I didn’t watch a lick of TV for months, but got back into it: Korean dramas. My favorite this year was Misaeng. So good I made the wife watch it. She binged it like heroin. Korean dramas lack American cynicism and American preachiness, and they unabashedly manipulate you. Who cares? The storytelling satisfies. You can deconstruct it easily, and you find that the basics, done right, always work. They don’t subvert expectations: they give you what you want. Other series weren’t so good, like Rugal. Hated it, but the sunk cost fallacy gripped me in its fist. I was able to punch out of Bad Guys for similar reasons: dumb, unwatchable. Chief of Staff, both seasons, was very good. Same with The Good Detective. Strangers from Hell wasn’t bad.

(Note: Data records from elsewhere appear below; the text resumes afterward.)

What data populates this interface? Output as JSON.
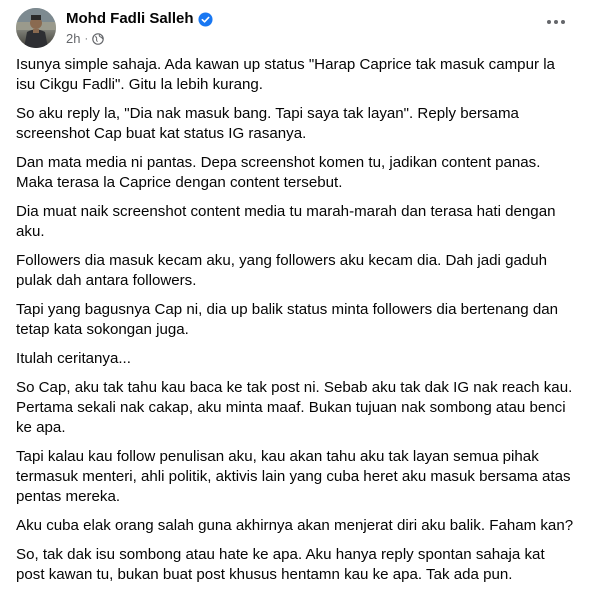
{
  "post": {
    "author": "Mohd Fadli Salleh",
    "time": "2h",
    "separator": "·",
    "verified_icon": "verified-badge-icon",
    "audience_icon": "globe-icon",
    "more_icon": "ellipsis-icon",
    "accent_color": "#1877f2",
    "paragraphs": [
      "Isunya simple sahaja. Ada kawan up status \"Harap Caprice tak masuk campur la isu Cikgu Fadli\". Gitu la lebih kurang.",
      "So aku reply la, \"Dia nak masuk bang. Tapi saya tak layan\". Reply bersama screenshot Cap buat kat status IG rasanya.",
      "Dan mata media ni pantas. Depa screenshot komen tu, jadikan content panas. Maka terasa la Caprice dengan content tersebut.",
      "Dia muat naik screenshot content media tu marah-marah dan terasa hati dengan aku.",
      "Followers dia masuk kecam aku, yang followers aku kecam dia. Dah jadi gaduh pulak dah antara followers.",
      "Tapi yang bagusnya Cap ni, dia up balik status minta followers dia bertenang dan tetap kata sokongan juga.",
      "Itulah ceritanya...",
      "So Cap, aku tak tahu kau baca ke tak post ni. Sebab aku tak dak IG nak reach kau. Pertama sekali nak cakap, aku minta maaf. Bukan tujuan nak sombong atau benci ke apa.",
      "Tapi kalau kau follow penulisan aku, kau akan tahu aku tak layan semua pihak termasuk menteri, ahli politik, aktivis lain yang cuba heret aku masuk bersama atas pentas mereka.",
      "Aku cuba elak orang salah guna akhirnya akan menjerat diri aku balik. Faham kan?",
      "So, tak dak isu sombong atau hate ke apa. Aku hanya reply spontan sahaja kat post kawan tu, bukan buat post khusus hentamn kau ke apa. Tak ada pun."
    ]
  }
}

Went on some classic reading tears to fill up my brain with good words. Reread Carson McCullers’ The Heart is a Lonely Hunter, and then ate up all of Flannery O’Connor’s fiction, both short and long form. O’Connor wasn’t a great novelist, but as a short story writer she could not be beat. Unforgettable stuff. John O’Hara is another great one, though I stuck to his novels rather than his innumerable short stories. Then to John Steinbeck, because why not? Now I’m back to John Updike, whom I haven’t read since my early 20’s. John, John, John. Go figure.
Read/study more, write less: my new cri de coeur. So I don’t update this blog terribly often. If I give away my words for free all the time, why should you buy them?
That was my 2020. There are many people for whom this was a great year, and you know who they are.
2021 will be better if we make it that way. Take care, and God bless.